I look forward to continuing to provide all of these commercial leadership skills and my expertise, really, in how surgeons, hospitals, societies, payers, and policymakers adopt new technologies based on value and data, to help guide Aroa to its full potential and to also accelerate its commercial operations in North America today, while we're accessing new markets for the coming years. So again, I thank you.
Thank you, Darla. Are there any questions to Darla? Tracy, do you have any questions?
Not at this time.
Then I'll move on to resolution four. Yeah. Which is related to auditors, risk, auditors remuneration. The board unanimously supports this resolution and recommends its adoption. Are there any questions? Thank you, Clare. Any questions online, Tracy?
Not at this time.
Thank you. Then I'll move on to resolution five, which relates to the issue of shares to Darla Hutton. The board recommends shareholders vote in favor of this resolution. Do you have explanatory notes in the notice of meeting, which you can, which I'm sure will have read? Are there any questions on this resolution? Any questions online, Tracy?
Not at this time.
Now, with the resolution six, which is the issue and the last resolution, which relates to the issue of performance share rights for Brian Ward. Again, the explanation for these, this proposal, this resolution are in your notes. Are there any questions? None in the room. Tracy, any online?
No questions online.
So we'll now provide shareholders an extra minute or so, poll voting to be completed. If you're in the room and you need some help, please raise your hand. Otherwise, my team knows that we certainly look at. We'll give a minute or so to complete that. Looking around the room, at least it looks like we're complete. I'll now declare the poll closed. The results will be announced to the ASX later today after they have been tallied.

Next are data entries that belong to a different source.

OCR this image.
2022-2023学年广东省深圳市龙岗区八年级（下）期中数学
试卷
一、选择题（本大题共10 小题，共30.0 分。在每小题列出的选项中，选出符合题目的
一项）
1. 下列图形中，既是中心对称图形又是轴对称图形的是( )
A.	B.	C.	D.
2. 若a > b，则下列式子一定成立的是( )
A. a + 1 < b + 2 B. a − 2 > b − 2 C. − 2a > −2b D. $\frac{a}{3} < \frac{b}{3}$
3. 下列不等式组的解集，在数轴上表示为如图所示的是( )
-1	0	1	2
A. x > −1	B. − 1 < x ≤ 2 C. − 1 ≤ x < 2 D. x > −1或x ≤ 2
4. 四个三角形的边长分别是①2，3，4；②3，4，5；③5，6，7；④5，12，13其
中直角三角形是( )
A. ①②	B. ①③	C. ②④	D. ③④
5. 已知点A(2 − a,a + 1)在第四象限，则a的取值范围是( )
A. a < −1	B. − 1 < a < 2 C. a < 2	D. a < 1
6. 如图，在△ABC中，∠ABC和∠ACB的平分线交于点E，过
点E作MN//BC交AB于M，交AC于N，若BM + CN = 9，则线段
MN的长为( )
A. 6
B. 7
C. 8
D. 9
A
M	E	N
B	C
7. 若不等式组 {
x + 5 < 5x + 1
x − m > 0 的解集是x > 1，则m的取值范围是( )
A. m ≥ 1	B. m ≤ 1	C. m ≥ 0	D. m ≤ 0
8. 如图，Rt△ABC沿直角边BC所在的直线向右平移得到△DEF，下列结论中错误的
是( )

Now as a last coming to the end of the meeting, but if there are any more questions that people would like to ask of any of the board or Brian, or Bob, or James, please ask them. Are there any, are there any questions?
Yes. I wish to inquire about, because your registered office is in San Diego, in USA, and then, California is always, with fires. I wish to know whether the firemen there or the firemen in, New York, that they suffer a lot during the 9/11 attack, or the firemen here in New Zealand or Australia, they can, access this product compulsorily. That would be good.
Yeah, I mean, we, we, you know, for us, we haven't had a big focus on burns, for, you know, the last three or four years. Yes, but that is changing a little bit. So we are, we, we have a study underway at the moment in burns in the U.S. So I think over time, you know, that, that's more likely to become a possibility. But we're very early in terms of doing work in burns. So something we can look to in the future.
Thank you. Right. Yeah.
Thank you. Are there any more questions? Are there any questions online, Tracy?
Not at this time.
Then thank you very much. I'll declare the meeting closed. Thank you, everybody, for your attendance.